For higher code points, first subtract 0x10000 to get a 20-bit number. Add the 10 most significant bits of that number to 0xd800, and use that as the first code unit. Add the 10 least significant bits to 0xdc00, and use that as the second code unit.
Byte-oriented encodings
There are two byte-oriented flavors of UTF-16: UTF-16BE (big-endian) and UTF-16LE (little-endian). Each code unit uses 2 bytes, so each code point is encoded using either 2 or 4 bytes.
The code units are encoded according to the desired byte order, and the order of the code units is not changed. (This means that for UTF-16LE, 4-byte code points use sort of a mixed-endian byte order.)
Files encoded in UTF-16BE or UTF-16LE often begin with a Byte Order Mark (BOM) to distinguish them from each other, and to help distinguish them from other character encodings.

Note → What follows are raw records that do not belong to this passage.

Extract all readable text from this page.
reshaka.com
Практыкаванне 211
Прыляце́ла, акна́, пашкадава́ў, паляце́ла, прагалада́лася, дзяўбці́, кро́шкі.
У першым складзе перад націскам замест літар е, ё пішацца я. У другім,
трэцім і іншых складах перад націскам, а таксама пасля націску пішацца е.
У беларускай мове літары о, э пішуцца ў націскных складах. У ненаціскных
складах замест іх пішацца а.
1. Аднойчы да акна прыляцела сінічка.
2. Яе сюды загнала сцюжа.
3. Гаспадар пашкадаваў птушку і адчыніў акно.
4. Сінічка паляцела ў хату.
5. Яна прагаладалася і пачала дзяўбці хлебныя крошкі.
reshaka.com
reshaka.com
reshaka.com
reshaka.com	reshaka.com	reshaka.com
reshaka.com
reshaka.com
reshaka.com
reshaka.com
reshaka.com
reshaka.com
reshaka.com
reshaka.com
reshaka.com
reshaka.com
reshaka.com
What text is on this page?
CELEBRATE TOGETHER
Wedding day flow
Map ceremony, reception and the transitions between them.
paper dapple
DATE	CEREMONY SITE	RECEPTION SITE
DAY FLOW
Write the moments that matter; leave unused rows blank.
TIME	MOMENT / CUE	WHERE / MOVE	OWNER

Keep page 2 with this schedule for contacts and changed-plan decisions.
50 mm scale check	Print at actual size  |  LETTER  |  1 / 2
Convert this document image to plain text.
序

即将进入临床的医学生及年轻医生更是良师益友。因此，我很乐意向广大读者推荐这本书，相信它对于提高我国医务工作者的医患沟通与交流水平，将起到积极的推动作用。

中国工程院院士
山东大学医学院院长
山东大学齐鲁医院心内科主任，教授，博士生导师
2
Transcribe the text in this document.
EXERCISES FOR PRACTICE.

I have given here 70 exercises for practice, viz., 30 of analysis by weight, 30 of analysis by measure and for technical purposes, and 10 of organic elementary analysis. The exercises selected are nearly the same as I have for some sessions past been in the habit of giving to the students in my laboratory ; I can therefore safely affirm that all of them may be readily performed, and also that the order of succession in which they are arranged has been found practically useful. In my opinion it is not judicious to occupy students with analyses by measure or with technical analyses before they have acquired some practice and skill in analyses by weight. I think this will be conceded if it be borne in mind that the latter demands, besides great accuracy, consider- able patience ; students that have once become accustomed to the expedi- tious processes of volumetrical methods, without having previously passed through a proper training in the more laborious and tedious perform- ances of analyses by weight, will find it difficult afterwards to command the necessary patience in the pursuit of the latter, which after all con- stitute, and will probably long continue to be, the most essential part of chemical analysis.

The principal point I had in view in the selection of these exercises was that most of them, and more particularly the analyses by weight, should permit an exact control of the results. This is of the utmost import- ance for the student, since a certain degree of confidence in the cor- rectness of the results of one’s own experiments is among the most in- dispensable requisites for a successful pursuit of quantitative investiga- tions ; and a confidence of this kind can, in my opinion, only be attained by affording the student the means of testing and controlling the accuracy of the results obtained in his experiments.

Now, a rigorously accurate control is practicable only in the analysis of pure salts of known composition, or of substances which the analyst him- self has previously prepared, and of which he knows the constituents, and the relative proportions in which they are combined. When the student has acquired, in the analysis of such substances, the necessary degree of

However, the Unicode standard says[1] that a file with a BOM should not be labeled with a charset of "UTF-16BE" or "UTF-16LE". Instead, the charset name should be simply "UTF-16".
Relationship with UCS-2
UTF-16 is compatible with UCS-2, in the sense that a UTF-16 decoder can correctly decode UCS-2, provided that the UCS-2 data does not use any reserved Unicode code points. The reverse is not true: a UCS-2 decoder cannot correctly decode UTF-16.
Specifications
- RFC 2781 (2000-02)
- Unicode 6.0, Chapter 3 (2011) — §3.9 D91; §3.10 D96–D98, Table 3-9
- ISO/IEC 10646:2003 Annex Q (2003)